- A Assembleia Legislativa do Rio de Janeiro aprovou, nesta quinta-feira (12), a criação do programa Jovens Embaixadores do Livro para incentivar leitura e escrita no estado.
- O projeto, de Dani Balbi (PCdoB), segue para sanção ou veto do governo do estado no prazo de até 15 dias úteis.
- Jovens entre 15 e 29 anos poderão participar, mediante edital público e comprovação de vínculo com instituições ou organizações sociais, com foco em inclusão.

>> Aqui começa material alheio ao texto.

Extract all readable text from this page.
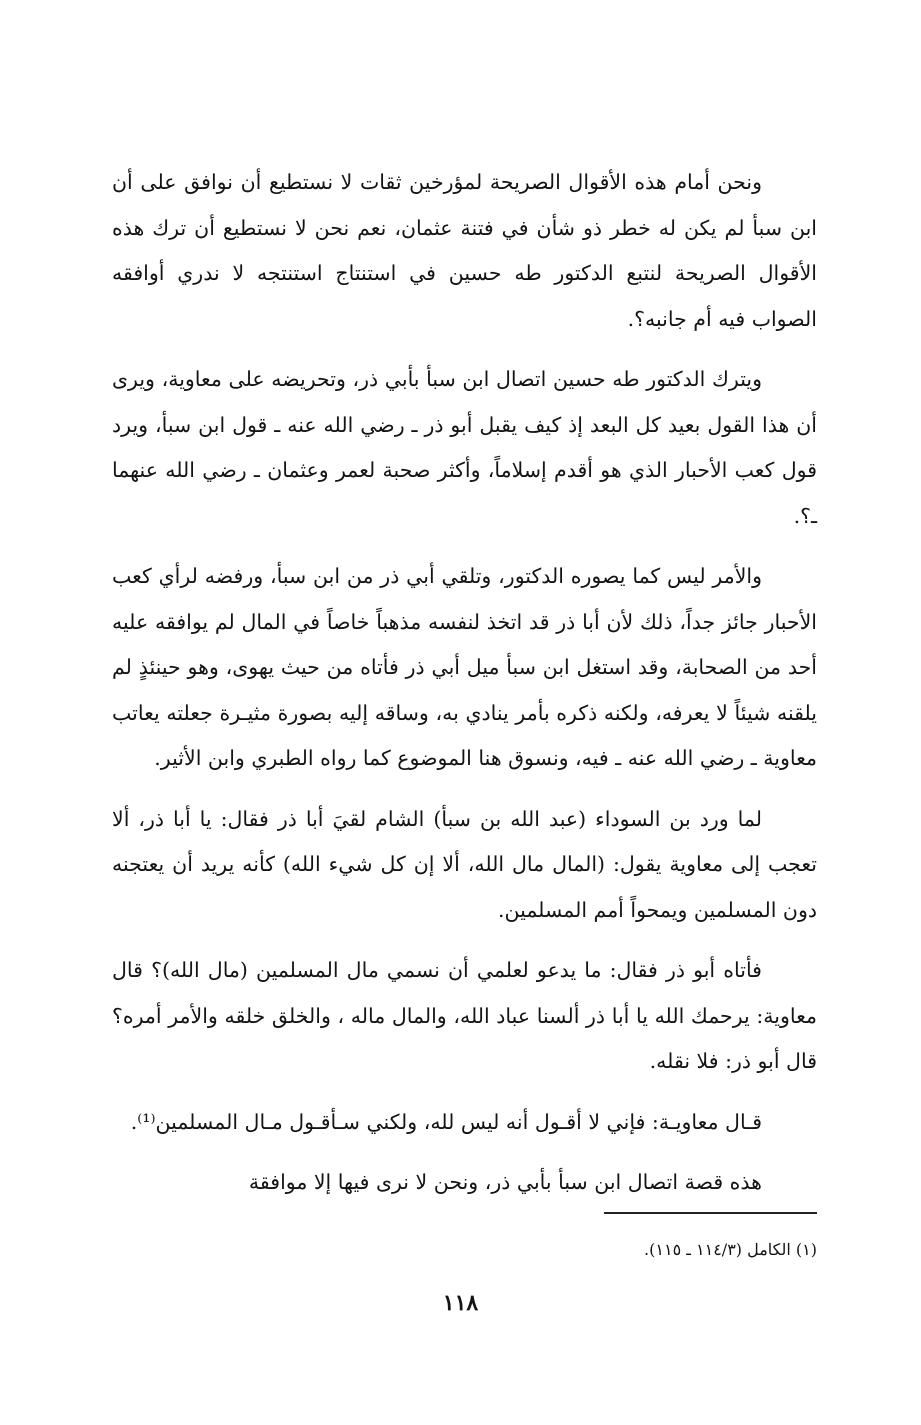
ونحن أمام هذه الأقوال الصريحة لمؤرخين ثقات لا نستطيع أن نوافق على أن ابن سبأ لم يكن له خطر ذو شأن في فتنة عثمان، نعم نحن لا نستطيع أن ترك هذه الأقوال الصريحة لنتبع الدكتور طه حسين في استنتاج استنتجه لا ندري أوافقه الصواب فيه أم جانبه؟.

ويترك الدكتور طه حسين اتصال ابن سبأ بأبي ذر، وتحريضه على معاوية، ويرى أن هذا القول بعيد كل البعد إذ كيف يقبل أبو ذر ـ رضي الله عنه ـ قول ابن سبأ، ويرد قول كعب الأحبار الذي هو أقدم إسلاماً، وأكثر صحبة لعمر وعثمان ـ رضي الله عنهما ـ؟.

والأمر ليس كما يصوره الدكتور، وتلقي أبي ذر من ابن سبأ، ورفضه لرأي كعب الأحبار جائز جداً، ذلك لأن أبا ذر قد اتخذ لنفسه مذهباً خاصاً في المال لم يوافقه عليه أحد من الصحابة، وقد استغل ابن سبأ ميل أبي ذر فأتاه من حيث يهوى، وهو حينئذٍ لم يلقنه شيئاً لا يعرفه، ولكنه ذكره بأمر ينادي به، وساقه إليه بصورة مثيـرة جعلته يعاتب معاوية ـ رضي الله عنه ـ فيه، ونسوق هنا الموضوع كما رواه الطبري وابن الأثير.

لما ورد بن السوداء (عبد الله بن سبأ) الشام لقيَ أبا ذر فقال: يا أبا ذر، ألا تعجب إلى معاوية يقول: (المال مال الله، ألا إن كل شيء الله) كأنه يريد أن يعتجنه دون المسلمين ويمحواً أمم المسلمين.

فأتاه أبو ذر فقال: ما يدعو لعلمي أن نسمي مال المسلمين (مال الله)؟ قال معاوية: يرحمك الله يا أبا ذر ألسنا عباد الله، والمال ماله ، والخلق خلقه والأمر أمره؟ قال أبو ذر: فلا نقله.

قـال معاويـة: فإني لا أقـول أنه ليس لله، ولكني سـأقـول مـال المسلمين⁽¹⁾.

هذه قصة اتصال ابن سبأ بأبي ذر، ونحن لا نرى فيها إلا موافقة

(١) الكامل (١١٤/٣ ـ ١١٥).
١١٨
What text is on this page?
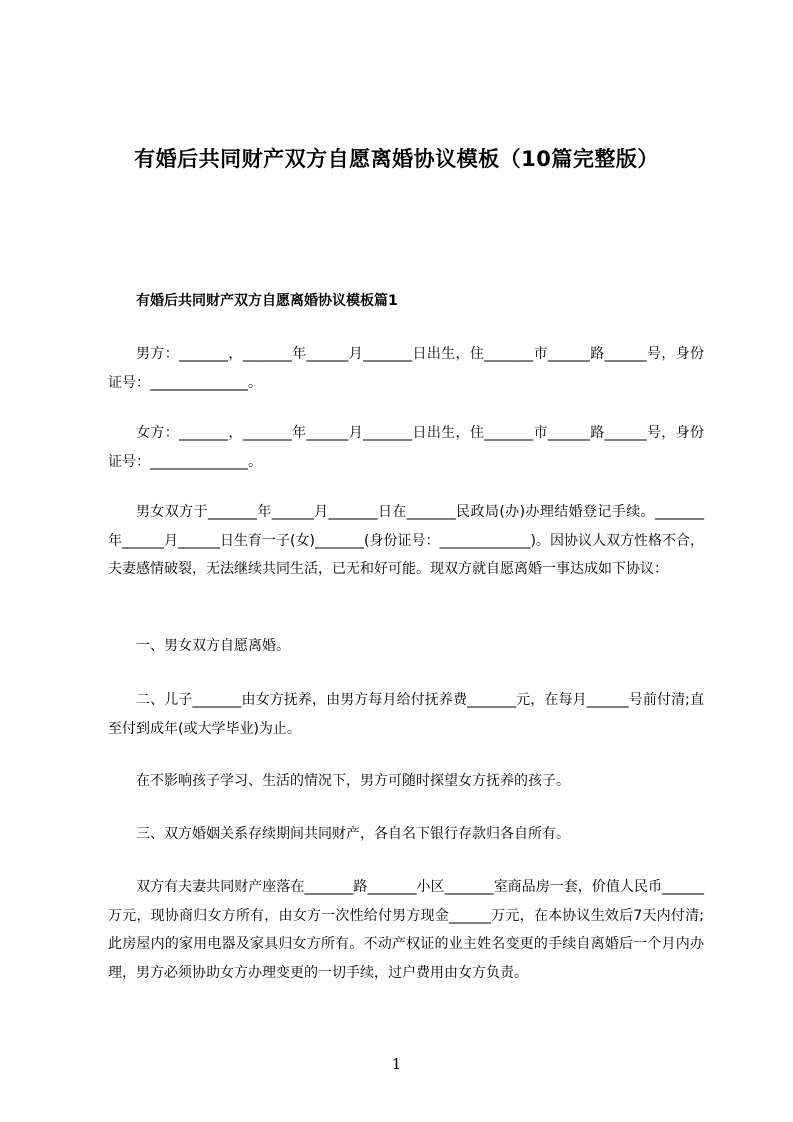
有婚后共同财产双方自愿离婚协议模板（10篇完整版）
有婚后共同财产双方自愿离婚协议模板篇1

男方：_______，_______年______月_______日出生，住_______市______路______号，身份证号：______________。

女方：_______，_______年______月_______日出生，住_______市______路______号，身份证号：______________。

男女双方于_______年______月_______日在_______民政局(办)办理结婚登记手续。_______年______月______日生育一子(女)_______(身份证号：_____________)。因协议人双方性格不合，夫妻感情破裂，无法继续共同生活，已无和好可能。现双方就自愿离婚一事达成如下协议：

一、男女双方自愿离婚。

二、儿子_______由女方抚养，由男方每月给付抚养费_______元，在每月______号前付清;直至付到成年(或大学毕业)为止。

在不影响孩子学习、生活的情况下，男方可随时探望女方抚养的孩子。

三、双方婚姻关系存续期间共同财产，各自名下银行存款归各自所有。

双方有夫妻共同财产座落在_______路_______小区_______室商品房一套，价值人民币______万元，现协商归女方所有，由女方一次性给付男方现金______万元，在本协议生效后7天内付清;此房屋内的家用电器及家具归女方所有。不动产权证的业主姓名变更的手续自离婚后一个月内办理，男方必须协助女方办理变更的一切手续，过户费用由女方负责。

1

- Capacitação em mediação de leitura, dinamização de atividades culturais, gestão de projetos e apoio pedagógico será oferecida aos selecionados, que receberão certificado ao concluir as atividades.
- O programa poderá formar agentes culturais para ampliar o acesso à leitura, com parcerias potenciais com editoras, livrarias, autores, escolas e bibliotecas, mantendo neutralidade e sem fins político-partidários.
A Alerj aprovou, nesta quinta-feira, 12, a criação do programa Jovens Embaixadores do Livro. A medida visa incentivar a leitura e a escrita em todo o estado do Rio de Janeiro e segue para sanção ou veto do governo estadual, com prazo de até 15 dias úteis para decisão.
O projeto é de autoria da deputada Dani Balbi (PCdoB) e, se regulamentado, formará jovens multiplicadores para promover leitura e escrita em comunidades, com apoio de escolas, bibliotecas e editoras. A iniciativa prevê ações em consonância com políticas nacionais de leitura.
Podem participar jovens entre 15 e 29 anos, regularmente matriculados em instituições de ensino públicas ou privadas, ou com vínculo com organizações sociais. A seleção ocorrerá por edital público e incluirá critérios de inclusão, como deficiência, para assegurar diversidade e representatividade.
Como será implementado
O Conselho Estadual de Políticas Culturais e Economia Criativa definirá critérios de seleção, incluindo interesse pela leitura, comprometimento social e atuação comunitária. Os participantes receberão capacitação em mediação de leitura, dinamização cultural e gestão de projetos, com acompanhamento pedagógico e suporte técnico.
Ao completar as atividades, os jovens receberão certificado emitido pelo órgão gestor, com validade como atividade de extensão ou formação complementar, conforme regulamentação. A medida prevê ainda parcerias com editoras, livrarias e autores para doações de livros e ações conjuntas.
A ideia é que os formados atuem como agentes culturais em suas regiões, promovendo o acesso à leitura, fortalecendo a formação de leitores e estimulando a produção literária local. O acervo será composto por obras clássicas da literatura brasileira, evitando usos político-partidários, conforme princípios de neutralidade administrativa.